Unfortunately, there are a number of narrative frames that immigration proponents and Democratic candidates routinely use that (unwittingly) pit more Americans against immigrants. Narratives that focus exclusively on the needs and policy solutions for immigrants, rather than rooting those policy solutions in a lens of shared identities and shared values (making it about them rather than us) can alienate voters. Talking about the coming “majority-minority” society and focusing on the “countdown” to that new reality only exacerbates racial anxiety and anti-immigrant sentiment. The intense, round-the-clock focus on the horrible treatment and personal tribulations of immigrants and refugees can also leave other Americans also facing hardship and economic challenges feeling ignored and unseen.
Well-intentioned folks like us haven’t helped by using economic arguments that point out the extraordinary contributions of immigrants — high levels of immigrant entrepreneurship, their predominance in high-skilled STEM careers, their hard work. Deifying immigrants as better than Americans can foster more resentment among Midwest voters who are struggling to find their own place in a new globalized economy.
The debate about immigration is increasingly polarized and dominated by more strident extremes, eliminating space for agreement. Yet the majority of public opinion (about two-thirds of the public) is at neither extreme. Researchers at More in Common have published widely on this in their Hidden Tribes and Perception Gap reports identifying an “Exhausted Majority” on issues like immigration. To make progress, Democrats must tackle the immigration issue in ways that reach some meaningful segment of white and African-American voters and immigrant skeptics, while firmly pushing against the gravitational pull of white nationalism. There are no shortcuts around the hard work of listening to members of the public and reaching the Exhausted Majority, particularly in places that matter like Michigan.
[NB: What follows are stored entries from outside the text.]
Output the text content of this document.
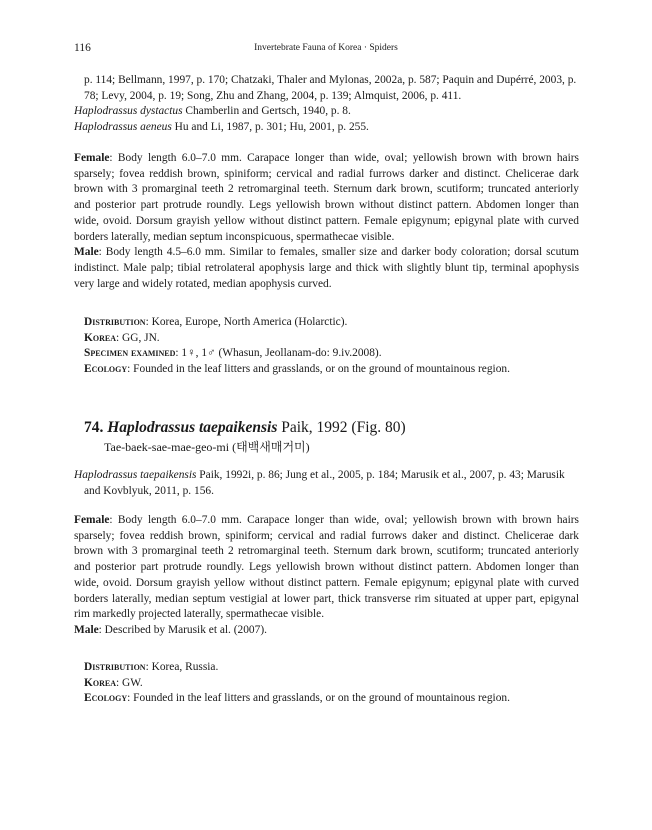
116	Invertebrate Fauna of Korea · Spiders

p. 114; Bellmann, 1997, p. 170; Chatzaki, Thaler and Mylonas, 2002a, p. 587; Paquin and Dupérré, 2003, p. 78; Levy, 2004, p. 19; Song, Zhu and Zhang, 2004, p. 139; Almquist, 2006, p. 411.

Haplodrassus dystactus Chamberlin and Gertsch, 1940, p. 8.

Haplodrassus aeneus Hu and Li, 1987, p. 301; Hu, 2001, p. 255.

Female: Body length 6.0–7.0 mm. Carapace longer than wide, oval; yellowish brown with brown hairs sparsely; fovea reddish brown, spiniform; cervical and radial furrows darker and distinct. Chelicerae dark brown with 3 promarginal teeth 2 retromarginal teeth. Sternum dark brown, scutiform; truncated anteriorly and posterior part protrude roundly. Legs yellowish brown without distinct pattern. Abdomen longer than wide, ovoid. Dorsum grayish yellow without distinct pattern. Female epigynum; epigynal plate with curved borders laterally, median septum inconspicuous, spermathecae visible.

Male: Body length 4.5–6.0 mm. Similar to females, smaller size and darker body coloration; dorsal scutum indistinct. Male palp; tibial retrolateral apophysis large and thick with slightly blunt tip, terminal apophysis very large and widely rotated, median apophysis curved.

Distribution: Korea, Europe, North America (Holarctic).

Korea: GG, JN.

Specimen examined: 1♀, 1♂ (Whasun, Jeollanam-do: 9.iv.2008).

Ecology: Founded in the leaf litters and grasslands, or on the ground of mountainous region.

74. Haplodrassus taepaikensis Paik, 1992 (Fig. 80)

Tae-baek-sae-mae-geo-mi (태백새매거미)

Haplodrassus taepaikensis Paik, 1992i, p. 86; Jung et al., 2005, p. 184; Marusik et al., 2007, p. 43; Marusik and Kovblyuk, 2011, p. 156.

Female: Body length 6.0–7.0 mm. Carapace longer than wide, oval; yellowish brown with brown hairs sparsely; fovea reddish brown, spiniform; cervical and radial furrows daker and distinct. Chelicerae dark brown with 3 promarginal teeth 2 retromarginal teeth. Sternum dark brown, scutiform; truncated anteriorly and posterior part protrude roundly. Legs yellowish brown without distinct pattern. Abdomen longer than wide, ovoid. Dorsum grayish yellow without distinct pattern. Female epigynum; epigynal plate with curved borders laterally, median septum vestigial at lower part, thick transverse rim situated at upper part, epigynal rim markedly projected laterally, spermathecae visible.

Male: Described by Marusik et al. (2007).

Distribution: Korea, Russia.

Korea: GW.

Ecology: Founded in the leaf litters and grasslands, or on the ground of mountainous region.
We must offer a narrative that affords optimism and builds shared hope for a brighter future. A message about realizing the American Dream for everyone. A dream that is not limited to immigrants, but a promise made to all American families. And making it very clear that immigrants aren’t “special people” who will receive special treatment—they have to play by the rules like everyone else.
Leaders need to communicate that not only do immigrants want to be American and want to live out American ideals (hard work, opportunity, freedom), but America is stronger and more vibrant when our state and local communities work to build inclusion—forming a narrative about us rather than about them.
Nothing fuels resentment more than feeling like someone else is getting a “handout” or a pass. Democrats need to reassure the American public that they want a modern immigration system that is both generous and secure, fair and orderly. That we will have secure borders.
Finally Democrats need turn down the volume on the immigration issue, despite our outrage. Immigration and immigrants are not the looming menace to our country and way of life; nor are they the defining moral and economic good of America. In times of growing complexity in life and economic change, authoritarians rise by offering a return to simplicity, “sameness” and order. Leaders must help voters place the issue of immigrants and immigration in a similarly simple and orderly context, one of many important, but complicated issues.
We have seen what lies at the end of President Trump’s leadership path on immigration. America at this hour desperately needs an alternative voice –a voice that speaks to the majority of Americans – creating a realistic vision for a stronger, more bonded, more resilient and more unified country. Michigan will be the stronger if such a voice emerges.